Luke’s Infancy

The story of Jesus’ birth is told from two perspectives in the Bible.  Matthew’s Gospel tells the narrative from Joseph’s view, while Luke’s account offers it from Mary’s.  One traces Christ’s genealogy to Abraham, the father of faith, while the other traces it to Adam and his father, the Creator of all.  One genealogy is presented in a noble manner, citing many important Jewish leaders; the other includes shady characters, sinners, outcasts, and women.  One version has the couple living in Bethlehem, city of King David, the other in Nazareth, from where nothing good could come.  In one, Joseph gets the news from an angel; in the other a girl (an unreliable source) receives the message.  In one legend, Jesus is born in a house while in the other the birth takes place in a stable.  Visitors come.  In one story they are revered royalty but in the other they are lowly shepherds. 

The Gospel Readings at Catholic Masses and many other Christian worship services are on a three-year cycle; 2022 marks the Year of Luke (it began on the first Sunday of Advent).  Luke’s writing gives particular attention to issues of social justice, care for the poor, salvation to sinners, community for the marginalized, and hope for those who are outcast.  Father Ron Rolheiser, OMI, in his book, The Holy Longing, notes that social justice is at the core of Christ’s message.  He states that one out of every ten lines in Christian scripture deals directly with the physically poor and God’s call for us to respond.  In Luke’s Gospel, it is one in every six lines.  Rolheiser goes on to write that Christian spirituality demands four essential characteristics that are non-negotiable: 1) private prayer and morality, 2) social justice, 3) a mellow heart, and 4) a community of faith.  Luke’s Gospel, perhaps more than the others, accentuates these four essentials.  It begins with his telling of Jesus’ birth and continues through the stories of the early church in The Acts of the Apostles, the continuation of Luke’s Gospel by the same author.

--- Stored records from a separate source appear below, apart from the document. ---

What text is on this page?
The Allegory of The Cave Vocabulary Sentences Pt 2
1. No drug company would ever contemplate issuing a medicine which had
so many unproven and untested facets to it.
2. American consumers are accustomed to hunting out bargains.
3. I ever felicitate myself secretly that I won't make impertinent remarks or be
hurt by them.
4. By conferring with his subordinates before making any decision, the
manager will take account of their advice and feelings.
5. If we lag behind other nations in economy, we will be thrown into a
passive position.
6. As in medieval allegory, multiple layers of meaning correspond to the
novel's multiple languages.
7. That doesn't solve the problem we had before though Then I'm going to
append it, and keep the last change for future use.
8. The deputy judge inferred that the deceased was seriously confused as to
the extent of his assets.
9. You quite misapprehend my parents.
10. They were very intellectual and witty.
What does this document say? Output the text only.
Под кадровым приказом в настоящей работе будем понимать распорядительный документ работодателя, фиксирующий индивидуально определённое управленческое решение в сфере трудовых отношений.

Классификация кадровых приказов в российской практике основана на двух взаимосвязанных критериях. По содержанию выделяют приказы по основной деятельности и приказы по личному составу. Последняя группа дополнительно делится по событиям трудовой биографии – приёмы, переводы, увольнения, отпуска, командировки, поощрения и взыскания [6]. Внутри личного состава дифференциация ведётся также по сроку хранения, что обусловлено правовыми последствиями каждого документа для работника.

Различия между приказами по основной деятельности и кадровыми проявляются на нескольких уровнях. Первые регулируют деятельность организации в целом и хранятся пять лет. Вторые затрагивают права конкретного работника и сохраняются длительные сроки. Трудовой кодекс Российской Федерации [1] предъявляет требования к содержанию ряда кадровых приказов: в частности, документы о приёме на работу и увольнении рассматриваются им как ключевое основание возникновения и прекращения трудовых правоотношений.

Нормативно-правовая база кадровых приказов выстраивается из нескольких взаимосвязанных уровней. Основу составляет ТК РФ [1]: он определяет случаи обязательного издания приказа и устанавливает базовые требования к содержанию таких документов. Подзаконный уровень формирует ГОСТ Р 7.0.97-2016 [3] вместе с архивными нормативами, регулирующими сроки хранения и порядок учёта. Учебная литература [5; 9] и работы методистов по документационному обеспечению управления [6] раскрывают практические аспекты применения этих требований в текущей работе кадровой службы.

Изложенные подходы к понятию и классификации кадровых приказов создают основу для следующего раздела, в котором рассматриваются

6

The Christmas story is embodied best, then, by those who embrace these essential components of life in Christ.  They pray daily.  They know right from wrong and act accordingly.  They put their faith into action through a culture of encounter that recognizes and responds to social, economic, racial, political, and other forms of injustice that exist around us.  They have souls that are mellow and hearts that are grateful; they are not loud or aggressive but go placidly amid the noise and haste dwelling in peace with God and creation.  And they are part of a community, a family of faith that inspires them to become better people, striving onward and upward to be more like Christ.  Luke’s infancy narrative touches the heart of our own existence: our own nativity and purpose here on earth.  As we journey deeper into Advent, inching closer to the celebration of the incarnation of God, and reflect upon Luke’s viewpoint, let us make his story our story.  Though we were born once upon a time, God has not finished creating us.  Though formed long ago, we continue to take shape as His children.  With Jesus as our brother, we will come to greater understanding of our place in salvation history as we celebrate the power and glory of letting Christ live in us.

As we proceed through Luke’s presentation of the image of Christ in the year ahead, let us begin the journey by greeting Him, a helpless child that is poor, naked, outcast, homeless, hungry, and rejected.  As His parents travel to Bethlehem (Hebrew for “house of bread”), the babe gets laid in a manger (feed trough), where He becomes spiritual food for all: the Bread of Life.  Luke’s is a powerful version of Christ’s story that connects stable to table; he urges us to return often to the altar of nourishment and to bring with us, as Jesus did, those who, like Him, are outcast, who suffer from injustice and who want to share in the world’s redemption.